Five years ago, very quickly my life changed. The lives of people I love changed. And although it's all based on timing, and timing is everything- girl when it's good, I'm sure it can be really really good, but when timing is bad it can be horr-i-ble. My timing was bad. The girls timing was bad. We were doing everything right and got burned.
When I turn on the TV today and see horrific stories of school shootings, of accidents or other unimaginable events, I think to myself- Its only their Day 1. They don't even know what's coming.
For many of them, for all of us really- my wish is that nothing comes. That the event moves through their body, their brain and their spirit and with all the supports available in the world, my wish for them is peace. I'm not sure how often that happens. I hope for some it does.

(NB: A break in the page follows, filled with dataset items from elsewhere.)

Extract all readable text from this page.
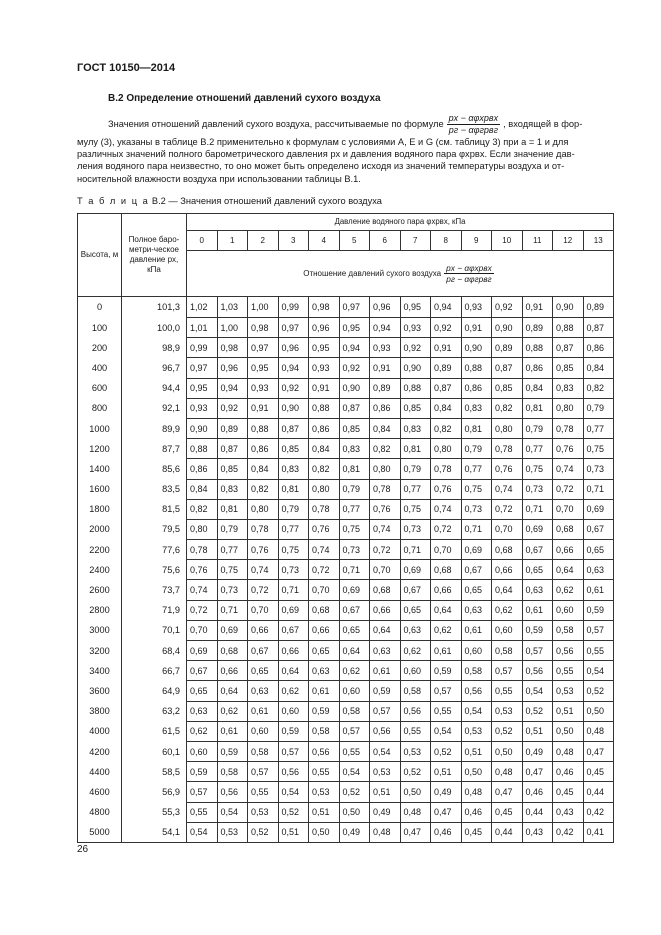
ГОСТ 10150—2014
В.2 Определение отношений давлений сухого воздуха
Значения отношений давлений сухого воздуха, рассчитываемые по формуле $\frac{\text{px − αφxpвх}}{\text{pг − αφгpвг}}$ , входящей в фор-
мулу (3), указаны в таблице В.2 применительно к формулам с условиями A, E и G (см. таблицу 3) при a = 1 и для
различных значений полного барометрического давления px и давления водяного пара φxpвх. Если значение дав-
ления водяного пара неизвестно, то оно может быть определено исходя из значений температуры воздуха и от-
носительной влажности воздуха при использовании таблицы В.1.
Т а б л и ц а В.2 — Значения отношений давлений сухого воздуха
Высота, м	Полное баро-метри-ческое давление px, кПа	Давление водяного пара φxpвх, кПа													
		0	1	2	3	4	5	6	7	8	9	10	11	12	13

		Отношение давлений сухого воздуха $\frac{\text{px − αφxpвх}}{\text{pг − αφгpвг}}$

0	101,3	1,02	1,03	1,00	0,99	0,98	0,97	0,96	0,95	0,94	0,93	0,92	0,91	0,90	0,89
100	100,0	1,01	1,00	0,98	0,97	0,96	0,95	0,94	0,93	0,92	0,91	0,90	0,89	0,88	0,87
200	98,9	0,99	0,98	0,97	0,96	0,95	0,94	0,93	0,92	0,91	0,90	0,89	0,88	0,87	0,86
400	96,7	0,97	0,96	0,95	0,94	0,93	0,92	0,91	0,90	0,89	0,88	0,87	0,86	0,85	0,84
600	94,4	0,95	0,94	0,93	0,92	0,91	0,90	0,89	0,88	0,87	0,86	0,85	0,84	0,83	0,82
800	92,1	0,93	0,92	0,91	0,90	0,88	0,87	0,86	0,85	0,84	0,83	0,82	0,81	0,80	0,79
1000	89,9	0,90	0,89	0,88	0,87	0,86	0,85	0,84	0,83	0,82	0,81	0,80	0,79	0,78	0,77
1200	87,7	0,88	0,87	0,86	0,85	0,84	0,83	0,82	0,81	0,80	0,79	0,78	0,77	0,76	0,75
1400	85,6	0,86	0,85	0,84	0,83	0,82	0,81	0,80	0,79	0,78	0,77	0,76	0,75	0,74	0,73
1600	83,5	0,84	0,83	0,82	0,81	0,80	0,79	0,78	0,77	0,76	0,75	0,74	0,73	0,72	0,71
1800	81,5	0,82	0,81	0,80	0,79	0,78	0,77	0,76	0,75	0,74	0,73	0,72	0,71	0,70	0,69
2000	79,5	0,80	0,79	0,78	0,77	0,76	0,75	0,74	0,73	0,72	0,71	0,70	0,69	0,68	0,67
2200	77,6	0,78	0,77	0,76	0,75	0,74	0,73	0,72	0,71	0,70	0,69	0,68	0,67	0,66	0,65
2400	75,6	0,76	0,75	0,74	0,73	0,72	0,71	0,70	0,69	0,68	0,67	0,66	0,65	0,64	0,63
2600	73,7	0,74	0,73	0,72	0,71	0,70	0,69	0,68	0,67	0,66	0,65	0,64	0,63	0,62	0,61
2800	71,9	0,72	0,71	0,70	0,69	0,68	0,67	0,66	0,65	0,64	0,63	0,62	0,61	0,60	0,59
3000	70,1	0,70	0,69	0,66	0,67	0,66	0,65	0,64	0,63	0,62	0,61	0,60	0,59	0,58	0,57
3200	68,4	0,69	0,68	0,67	0,66	0,65	0,64	0,63	0,62	0,61	0,60	0,58	0,57	0,56	0,55
3400	66,7	0,67	0,66	0,65	0,64	0,63	0,62	0,61	0,60	0,59	0,58	0,57	0,56	0,55	0,54
3600	64,9	0,65	0,64	0,63	0,62	0,61	0,60	0,59	0,58	0,57	0,56	0,55	0,54	0,53	0,52
3800	63,2	0,63	0,62	0,61	0,60	0,59	0,58	0,57	0,56	0,55	0,54	0,53	0,52	0,51	0,50
4000	61,5	0,62	0,61	0,60	0,59	0,58	0,57	0,56	0,55	0,54	0,53	0,52	0,51	0,50	0,48
4200	60,1	0,60	0,59	0,58	0,57	0,56	0,55	0,54	0,53	0,52	0,51	0,50	0,49	0,48	0,47
4400	58,5	0,59	0,58	0,57	0,56	0,55	0,54	0,53	0,52	0,51	0,50	0,48	0,47	0,46	0,45
4600	56,9	0,57	0,56	0,55	0,54	0,53	0,52	0,51	0,50	0,49	0,48	0,47	0,46	0,45	0,44
4800	55,3	0,55	0,54	0,53	0,52	0,51	0,50	0,49	0,48	0,47	0,46	0,45	0,44	0,43	0,42
5000	54,1	0,54	0,53	0,52	0,51	0,50	0,49	0,48	0,47	0,46	0,45	0,44	0,43	0,42	0,41
26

That did not happen for me. It probably took me six months before I realized something was quite wrong. And it took another seven before I made a move toward change. It took a year for me to fall hard into athletic vinyasa yoga and another for me to realize I couldn't breathe. It took another year for me to say the word PTSD out loud and acknowledge that might fit me. My heart beat so fast it was purposefully burned, my memory so jumbled I had to stop working, my look so reminiscent my hair turned purple.
Panic ended friendships not for lack of will, but because I couldn't imagine being a friend again. Panic halted my sleep- not because I couldn't, but because I'd wake so terrified- over and over and over again. Panic stole my ability to drive a car- not because I couldn't, but because my freeze response was so intense all I did was sit still at the wheel. Panic stole my ability to travel, not for fear of accidents, but because I couldn't stand to be away from this city and my people. Panic stole my ability to live lightly.
I would go back to my former life in a heartbeat. I don't believe anything happens for the sake of lesson learning. But today, five years since a bomb robbed friends of their former lives, me of my former self and my husband his former wife- I'm grateful for where I am.
first time back 2016
I will never be that runner girl again, the MBA student waiting to start her job, the wife that found laughter easily or the friend I once was. Trauma changes you. It changed me. I'm still learning. Still hurdling. And still searching. You'll still see purposeful streaks of purple in my hair. But today, my husband and I are strong because we've lived, I'm a mama to babe who brings calm to my core, I'm a friend to some I never would have met and hold dear the ones who hold me close. I'm a student to a practice that sets my soul on fire. I speak more mindfully and with honesty. My ability to to connect with others, offer this practice and to type an authentic ugly-this-is-me blog- is a giant #$%k you to the asses who tried to take my life away. They failed and they failed hard.
Cheers to authenticity. And to bear ears on your hood.